I work in atmospheric sciences.  The way climate forecasting is traditionally done is through general circulation models which are callibrated with real weather history...going back at least 100 and sometimes 200 years.  The models all do a fine job of recreating the year to year variability in temperature and precipitation over that long recorded history of ours...but that doesn't mean we should be trusting them to get the future planetary temperature right.  In fact, models that were quite well callibrated to reproduce the weather leading up to 2000 or 2005 even...have already significantly BUSTED on their global temperature forecasts for the years that have followed...as models all call for increased temperature, the planet is COOLING over the last several years in the means.
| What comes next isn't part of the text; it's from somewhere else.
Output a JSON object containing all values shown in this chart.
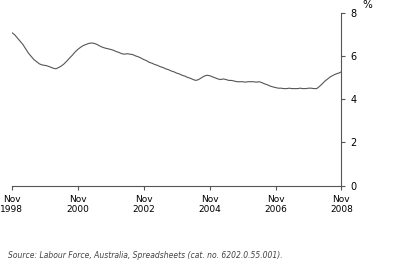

I have therefore seen firsthand the dangers of trusting a metric which is callibrated to historic data to accurate predict the future.  You ask...why should I trust ANY metric?  You should trust the ones that are grounded in sound logic that is irrefutable.  OBP will always correlate with run scoring...the logic is obvious as to why.  James' metric is not grounded in consistent logic.  It's numbers thrown together that sort of kind of measure a difficult to define pattern in the hopes of maybe giving you a heads up on some kind of future trend...a future trend which is not even correctly defined by James (if you get 400 ABs and OPS .900 one year...then get 700 ABs and OPS .895 the next year...that's an UP year...not a DOWN year...he starts with the wrong gosh darned premise!).
The GCMs that are already busting on their planetary foreecasts are based on similar mushy logic and a whole spate of very rough estimates of parameters that could be off by orders of magnitude.  There's a reason climate skeptics exist.